Distance: 23.5 miles / 37.8 kilometres
Total ascent: 1,387 feet / 423 metres
Walking time: 8 to 10 hours
Stage 2 of The Shire Way attempts to emulate the second day of Frodo, Sam and Pippin’s journey in The Lord of the Rings, although the route deviates from the busy Ridgeway to visit two sites of particular significance to J.R.R. Tolkien. The 24-mile stage is divided into three legs.
Leg 2A: Rednal to Tardebigge
After spending the first night of their journey amid a raised fir-wood, the hobbits bathe and breakfast beside a stream, at a point where it dips beneath the undulating narrow road. Leg 2A commences from a similar location in Rednal, where the headwater of the River Arrow crosses our path on the wooded slopes of Beacon Hill. The Shire Way does not immediately proceed southwards, however. It first makes a loop around Tolkien’s cherished Rednal Hill. This includes a glimpse of the cottage where his mother died and he was orphaned at the age of twelve.
The next part of the hobbits’ trek is characterised by a series of climbs and descents that culminate in a view of the road winding toward the Woody End. This provokes Frodo to recall some childhood verses about The Road which ‘goes ever on and on’ and must be followed in spite of ‘weary feet’ (perhaps suggestive of the author’s own philosophy in the face of so much adversity). The Lickey Hills between Rednal and Barnt Green, where Tolkien was a frequent guest of his aunt’s family, generate the same ups and downs, interspersed with glimpses of ‘lower lands dotted with small clumps of trees’. Leg 2A ends near a pub (The Tardebigge) and a hilltop church (St Bartholomew’s) overlooking Bromsgrove, the town where Tolkien’s mother and his guardian are buried.
Leg 2B: Tardebigge to Feckenham
Today, the quantity, proximity and speed of motor traffic along the East Worcestershire Ridgeway between Tardebigge and Cookhill is not conducive to enjoyable walking. So, although The Shire Way is predicated on the idea that Tolkien may have had that road in mind when describing the hobbits’ outward journey, Leg 2B instead diverts cross-country towards an important biographical site in the village of Dormston. The landscape is nevertheless of a type that agrees with Tolkien’s description of the events that befall Frodo, Sam and Pippin after lunch, not least their encounter with a Black Rider on a level stretch of road ‘through grass-land sprinkled with tall trees’. Feckenham, with its pubs and village shop, is a pleasant resting place on the way to Dormston.

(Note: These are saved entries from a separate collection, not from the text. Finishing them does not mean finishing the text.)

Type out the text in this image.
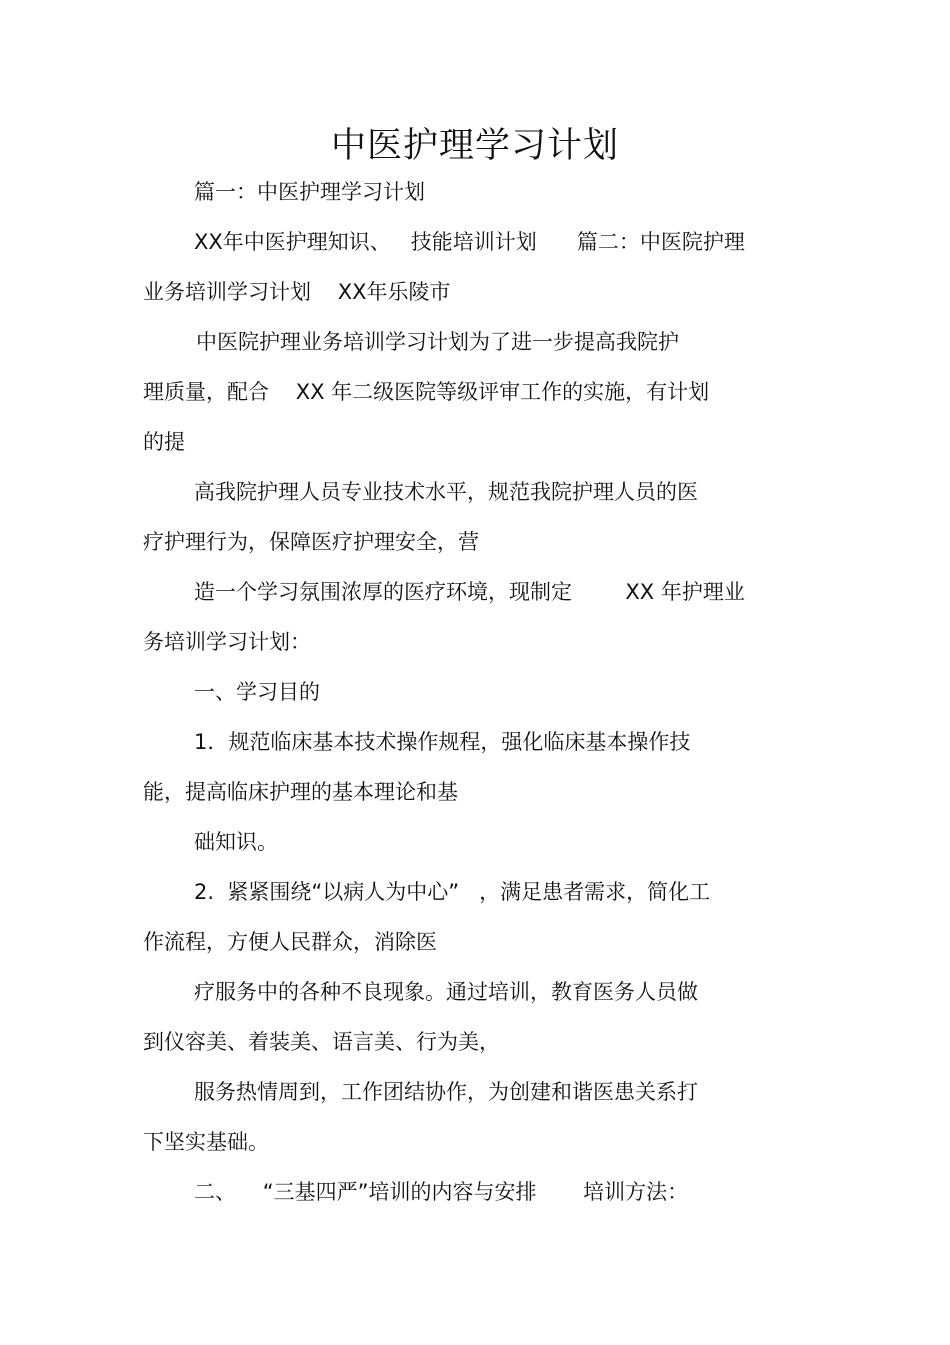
中医护理学习计划
篇一：中医护理学习计划
XX年中医护理知识、   技能培训计划      篇二：中医院护理
业务培训学习计划    XX年乐陵市
中医院护理业务培训学习计划为了进一步提高我院护
理质量，配合    XX 年二级医院等级评审工作的实施，有计划
的提
高我院护理人员专业技术水平，规范我院护理人员的医
疗护理行为，保障医疗护理安全，营
造一个学习氛围浓厚的医疗环境，现制定        XX 年护理业
务培训学习计划：
一、学习目的
1．规范临床基本技术操作规程，强化临床基本操作技
能，提高临床护理的基本理论和基
础知识。
2.  紧紧围绕“以病人为中心”   ，满足患者需求，简化工
作流程，方便人民群众，消除医
疗服务中的各种不良现象。通过培训，教育医务人员做
到仪容美、着装美、语言美、行为美，
服务热情周到，工作团结协作，为创建和谐医患关系打
下坚实基础。
二、    “三基四严”培训的内容与安排       培训方法：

Leg 2C: Feckenham to Inkberrow
Leg 2C traverses a once densely wooded part of mid-Worcestershire (called the Fleferth in Anglo-Saxon) that is rich in Shire nomenclature, such as Underhill, Stock and Bag End. This is not a matter of coincidence, for the last name belonged to the farmhouse of Tolkien’s aunt in Dormston, where he stayed on more than one occasion.
Little about this section of the route harmonises with the hobbits’ journey (unless one counts the ‘Tolkien Oak’, an ancient and hollow tree about 150 metres east of Bag End). However, if you trust Frodo’s reckoning of distance and direction, Inkberrow is in a comparable situation to the Hobbit village of Woodhall. With its two pubs (including overnight accommodation in The Bull’s Head), Inkberrow is thus a suitable endpoint for Stage 2 of The Shire Way.